With the dictation.ascii_proto and those models imported in tensorflow, I can start scripting the whole workflow. I hope the config has enough information on how to feed the models, but I'm quite confident now some sort of working example can be made out of this.
Analysis of the dictation.config protobuf
03/17/2019 at 20:10 • 0 comments
The dictation.config seems to be the file used by GBoard to make sense of the models in the zipfile. It defines streams, connections, resources and processes. I made a graph of the streams and connections:
It starts with a single input, as expected the audio stream. There is some signal analysis done of course, before it is fed to the neural nets. If I compare this diagram with the one in the blog post, there are a couple things unclear to me at the moment:
1. Where is the loop, that feeds the last character back into the predictor?
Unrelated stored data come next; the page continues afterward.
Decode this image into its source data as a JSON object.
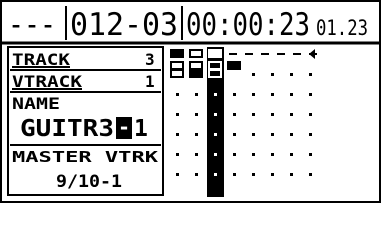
{
  "header": {
    "position_dashes": "---",
    "bar_beat_tick": "012-03",
    "timecode": "00:00:23",
    "subframes": "01.23"
  },
  "track_panel": {
    "track_label": "TRACK",
    "track_value": "3",
    "vtrack_label": "VTRACK",
    "vtrack_value": "1",
    "name_label": "NAME",
    "name_value_prefix": "GUITR3",
    "name_cursor_char": "-",
    "name_value_suffix": "1"
  },
  "master_panel": {
    "label": "MASTER VTRK",
    "value": "9/10-1"
  },
  "grid": {
    "columns": 8,
    "rows": 7,
    "selected_column": 3,
    "selected_row": 1
  }
}
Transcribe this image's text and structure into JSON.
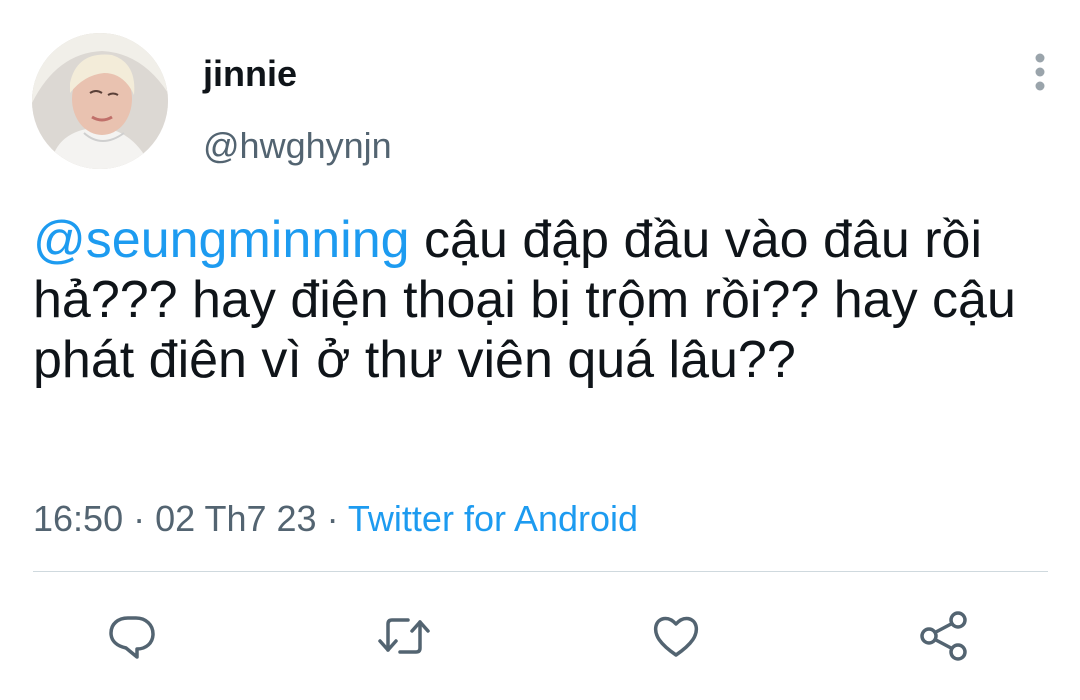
{
  "author": {
    "display_name": "jinnie",
    "handle": "@hwghynjn",
    "avatar_icon": "profile-photo"
  },
  "more_icon": "more-vertical-icon",
  "tweet": {
    "mention": "@seungminning",
    "text": " cậu đập đầu vào đâu rồi hả??? hay điện thoại bị trộm rồi?? hay cậu phát điên vì ở thư viên quá lâu??"
  },
  "meta": {
    "time": "16:50",
    "separator": " · ",
    "date": "02 Th7 23",
    "source": "Twitter for Android"
  },
  "actions": [
    {
      "name": "reply",
      "icon": "reply-bubble-icon"
    },
    {
      "name": "retweet",
      "icon": "retweet-icon"
    },
    {
      "name": "like",
      "icon": "heart-icon"
    },
    {
      "name": "share",
      "icon": "share-icon"
    }
  ],
  "colors": {
    "accent": "#1d9bf0",
    "secondary_text": "#536471",
    "primary_text": "#0f1419",
    "divider": "#cfd9de"
  }
}
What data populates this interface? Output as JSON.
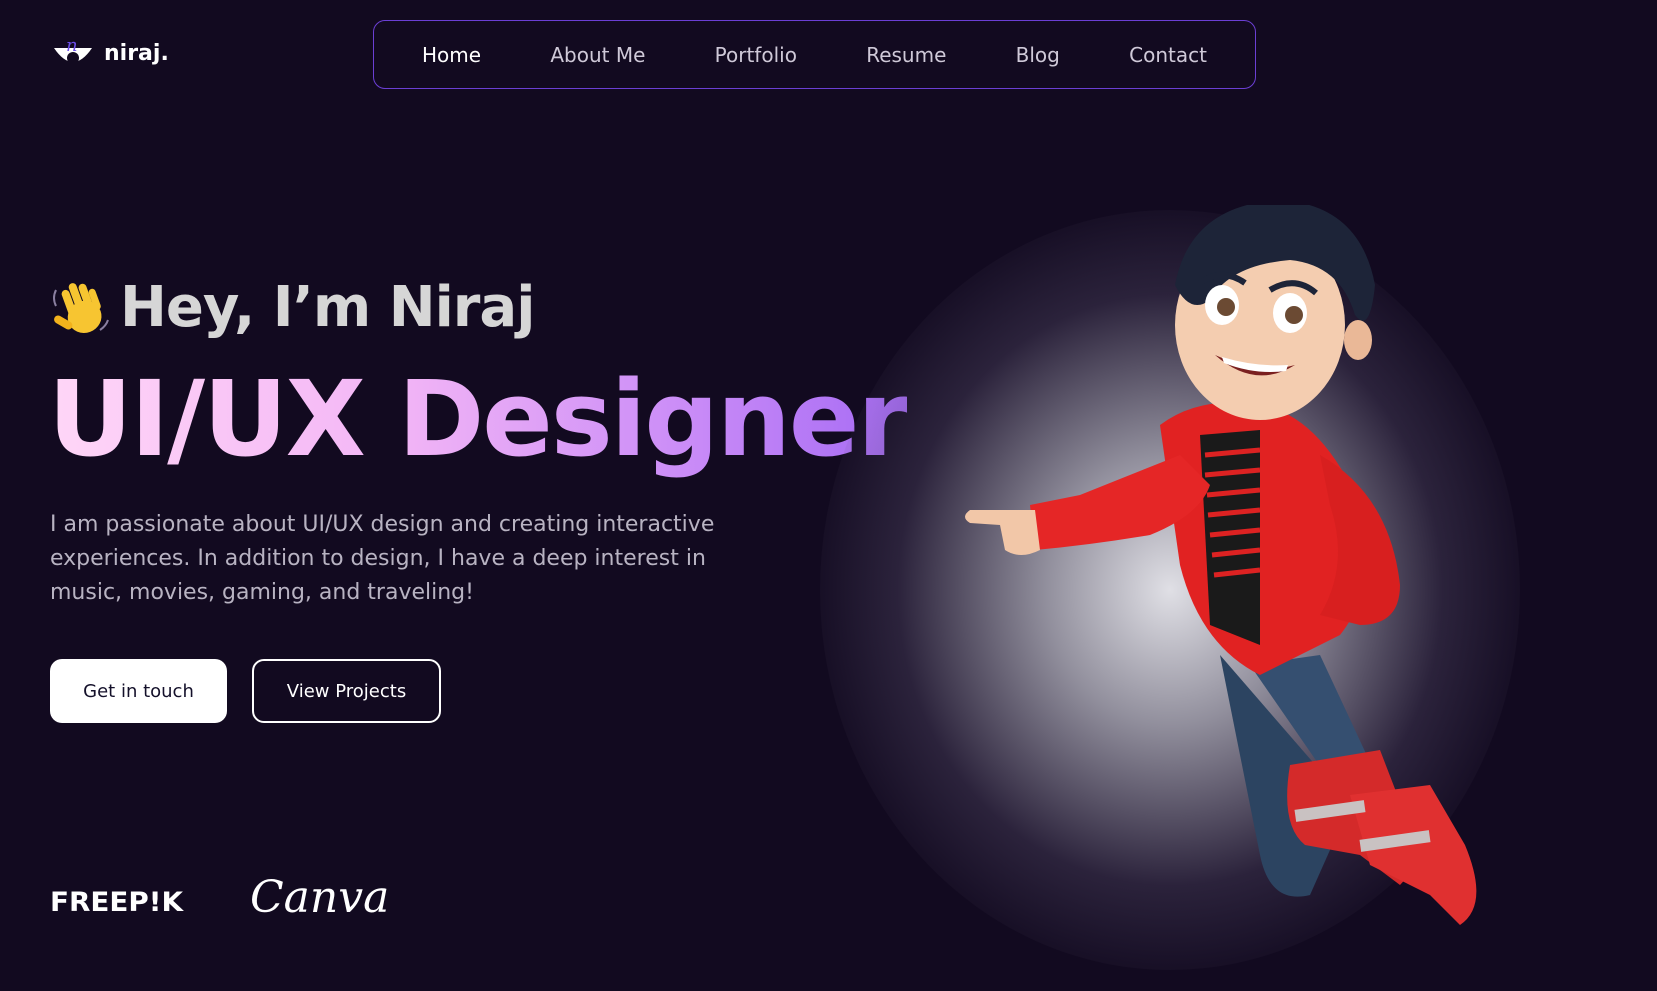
{
  "brand": {
    "name": "niraj.",
    "logo_letter": "n"
  },
  "nav": {
    "items": [
      {
        "label": "Home",
        "active": true
      },
      {
        "label": "About Me",
        "active": false
      },
      {
        "label": "Portfolio",
        "active": false
      },
      {
        "label": "Resume",
        "active": false
      },
      {
        "label": "Blog",
        "active": false
      },
      {
        "label": "Contact",
        "active": false
      }
    ]
  },
  "hero": {
    "greeting": "Hey, I’m Niraj",
    "headline": "UI/UX Designer",
    "intro_lines": [
      "I am passionate about UI/UX design and creating interactive",
      "experiences. In addition to design, I have a deep interest in",
      "music, movies, gaming, and traveling!"
    ],
    "primary_button": "Get in touch",
    "secondary_button": "View Projects"
  },
  "partners": {
    "freepik": "FREEP!K",
    "canva": "Canva"
  },
  "icons": {
    "wave": "waving-hand-icon",
    "logo": "niraj-logo-icon"
  },
  "colors": {
    "background": "#120a20",
    "nav_border": "#6b3fd4",
    "headline_start": "#ffd6f7",
    "headline_end": "#a56af4",
    "button_bg": "#ffffff",
    "button_text": "#14102a"
  }
}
2. Where does the joint network come in?
The complexity of the above graph worries me a bit, since there will be a lot of variables in the signal analysis I will have to guess. It does however seem to indicate that my initial analysis on the 'enc{0,1}' and 'dec' binaries was incorrect, since they are simply called in series in the above diagram.
This whole thing actually raises more questions than it answers, I will have to mull this over for a while. In the mean time I will focus on how to read the 3 binary nets I mention above.